AI検索で企業を発見してもらうには、AIが参照できる正確で一貫した情報をオンライン上へ公開する必要があります。
その中心となるのが自社Webサイトです。
Webサイトに加えて、動画、SNS、プレスリリース、ビジネス情報、顧客事例などを連携させ、企業の専門性と実在性を複数の場所で示すことが重要になります。
一方、AIを使って大量のページを生成しただけでは、検索成果にはつながりません。
タイトル、URL、H1、地域情報、内部リンク、301リダイレクト、クロール、インデックス、計測、コンバージョンなど、従来からある技術的な基本が必要です。
特にSamuels氏が重視しているのは内部リンクです。
古いURLへの内部リンク、誤ったページ同士のリンク、ページの役割の重複を整理することで、検索エンジンがサイト構造を理解しやすくなります。
また、SEO会社へ依頼する際には、検索順位だけでなく、戦略を説明できるか、自社を集客できているか、作業内容を開示するか、デジタル資産が顧客に残るかを確認する必要があります。
今回の参考記事はPodcastとSalterra Universityを紹介するプレスリリースであり、宣伝的な側面があります。
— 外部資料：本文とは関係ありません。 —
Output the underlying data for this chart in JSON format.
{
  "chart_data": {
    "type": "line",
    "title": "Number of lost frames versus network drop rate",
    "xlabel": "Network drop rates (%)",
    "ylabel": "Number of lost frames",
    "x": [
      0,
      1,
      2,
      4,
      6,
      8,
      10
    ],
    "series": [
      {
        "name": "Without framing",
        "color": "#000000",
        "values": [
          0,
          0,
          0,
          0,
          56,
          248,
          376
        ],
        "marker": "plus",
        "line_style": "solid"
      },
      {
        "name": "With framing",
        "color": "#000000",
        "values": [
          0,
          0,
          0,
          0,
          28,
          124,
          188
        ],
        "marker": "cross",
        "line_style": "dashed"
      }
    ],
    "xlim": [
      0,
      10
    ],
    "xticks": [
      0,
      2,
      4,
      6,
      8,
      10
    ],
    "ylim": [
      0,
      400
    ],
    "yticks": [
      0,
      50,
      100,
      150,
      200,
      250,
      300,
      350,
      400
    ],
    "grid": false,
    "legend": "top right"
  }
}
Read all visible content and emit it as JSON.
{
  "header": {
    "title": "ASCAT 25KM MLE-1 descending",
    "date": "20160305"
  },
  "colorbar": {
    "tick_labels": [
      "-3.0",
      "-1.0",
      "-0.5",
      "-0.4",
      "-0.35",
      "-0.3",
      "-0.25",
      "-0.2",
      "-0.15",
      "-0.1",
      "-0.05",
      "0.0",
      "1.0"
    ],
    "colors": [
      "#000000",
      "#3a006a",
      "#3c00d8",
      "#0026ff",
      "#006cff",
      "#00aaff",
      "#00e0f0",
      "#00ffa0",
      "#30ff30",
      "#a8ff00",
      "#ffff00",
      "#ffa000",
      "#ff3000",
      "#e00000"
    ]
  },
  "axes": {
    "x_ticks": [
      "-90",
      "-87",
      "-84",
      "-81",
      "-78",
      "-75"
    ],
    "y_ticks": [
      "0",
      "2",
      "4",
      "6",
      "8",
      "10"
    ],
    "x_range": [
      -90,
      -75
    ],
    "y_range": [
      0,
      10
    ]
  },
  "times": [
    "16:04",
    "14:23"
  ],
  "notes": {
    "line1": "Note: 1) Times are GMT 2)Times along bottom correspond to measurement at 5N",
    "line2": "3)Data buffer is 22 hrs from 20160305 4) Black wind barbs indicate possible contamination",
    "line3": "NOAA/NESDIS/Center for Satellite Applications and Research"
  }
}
しかし、動画本編には、AI生成サイトのリスク、内部リンクの修正、SEOと広告の使い分け、業者選定、所有権など、事業者がSEO会社やWeb制作会社を選ぶ際に参考となる実務的な論点も含まれています。
AIはWeb制作やマーケティングを効率化できますが、技術知識、事業戦略、品質管理、計測まで自動的に代替するものではありません。
AI時代ほど、企業が自分の情報を所有し、正しく構造化し、複数のデジタル媒体を通じて一貫して発信することが重要になっている、というのが今回の対談の結論です。